Uma única nação cultural
Felipe González e William Ospina dialogam sobre o grande valor ibero-americano
JAVIER LAFUENTE – El País - Madrid - 07/10/2008
Tradução de Antonio de Freitas
É possível que a política e a economia tenham conseguido distanciar a Espanha da América Latina, ou vice-versa, durante os últimos 200 anos. Destarte o escritor colombiano William Ospina sustenta que só através da cultura se pode romper essa divisão. "Assim, somos uma nação e não 20 nações; é nossa riqueza continental", remarcou ontem durante a apresentação em Madri do ‘Festival VivAmérica’ junto ao ex-primeiro ministro espanhol Felipe González e à secretária de Estado para Ibero-américa, Trinidad Jiménez.
Para González, a cultura é "a única dimensão de potência global" que une a Espanha aos países ibero-americanos. O poeta colombiano, defensor da América Latina como o epicentro da primeira grande globalização, disse que, há dois séculos, os líderes da independência não se esforçaram tanto por romper com a Europa, mas por "romper com uma Espanha não suficientemente moderna nem européia". Agora, 200 anos depois, o desafio interno da região e sua relação com a Espanha "não passa por ser idênticos: há que dialogar".
"Ali começou a globalização", insistiu Ospina. A razão: a região possui elementos de muitas culturas de diversas partes do mundo que, com o tempo, lograram arraigar-se e formar uma cultura comum. "Não basta uma invasão militar, uma conquista, para que uma língua se arraigue e se converta em algo mais íntimo", matizou o ensaísta. Aqui está a grande riqueza continental de cultura ibero-americana. "Ainda que a [Jorge Luis] Borges lhe acusassem de ser muito europeu, na realidade é muito latino-americano, muito argentino; o que ocorre é que Argentina é o país dos emigrantes".

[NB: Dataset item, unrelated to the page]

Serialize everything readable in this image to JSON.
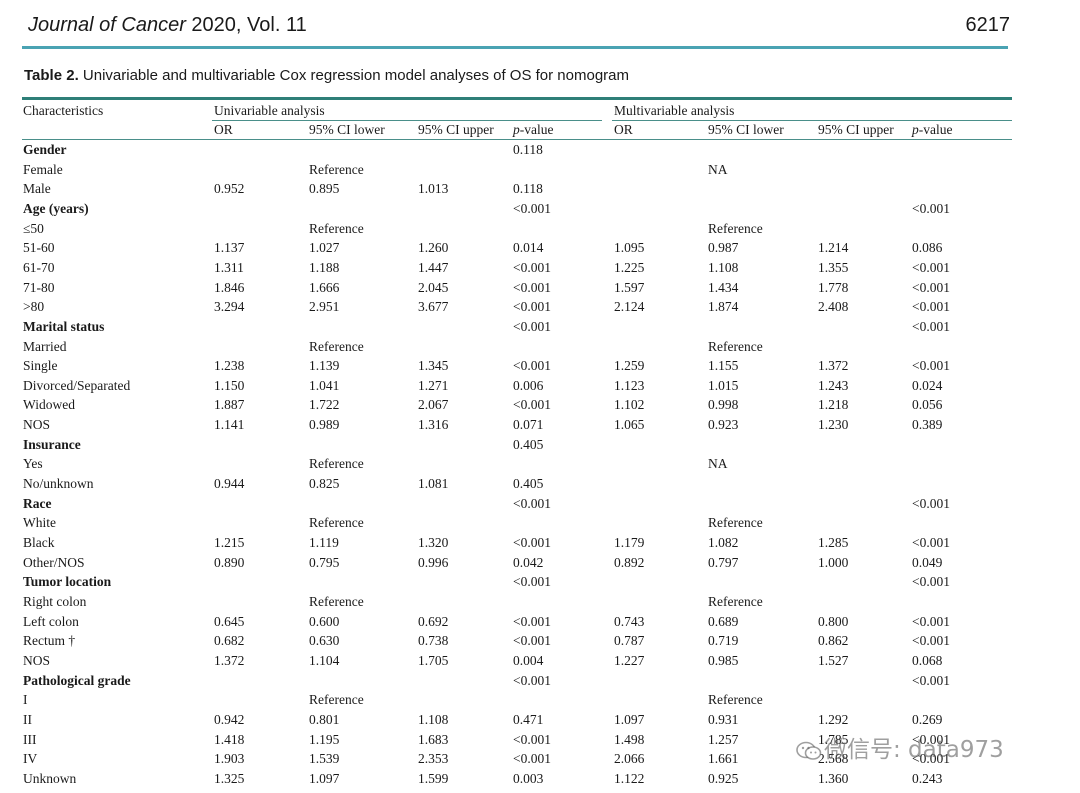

O bicentenário da independência que vários países celebram entre 2008 e 2010 foi o motivo do encontro que mantiveram Ospina e González e que lançou o ‘Festival VivAmérica’, que se celebra esta semana com mais de 250 atividades culturais em Madri, Bogotá e Tenerife.
Partindo da dificuldade que, como reconheceram, leva a avaliar estes dois séculos de independência, de ver os logros que se conseguiu e os desafios do futuro, com relação a estes últimos, Felipe González remarcou a necessidade de romper uma inércia que sobrevive na região: "Se vive de costas ao vizinho e de cara ao mundo". Ou o que é o mesmo: as relações entre os países da América Latina são praticamente nulas ou, quando muito, complicadas. "Uma estrada integra mais que 20 discursos ideológicos", asseverou o ex primeiro ministro espanhol.
Para Ospina, o Bicentenário servirá para valorar "não só o que passava há 200 anos, mas também o que passou durante estes dois séculos". Avaliar os logros e as tarefas pendentes não será simples. Para isso, haverá que colocar a vista atrás, mas também para frente, "perspectiva e prospectiva", enfatizou o ensaísta colombiano, que recordou que "sempre foi mais fácil falar de amor, fraternidade e igualdade na França da Revolução que na América dos escravos". Ademais desta e outras reflexões, Ospina confia que a efemérides possa cumprir uma dívida histórica da região: a incorporação da cidadania ao sistema. "O maior problema que temos não é que haja guerrilhas ou paramilitares, mas uma cidadania incapaz de parar tudo isso".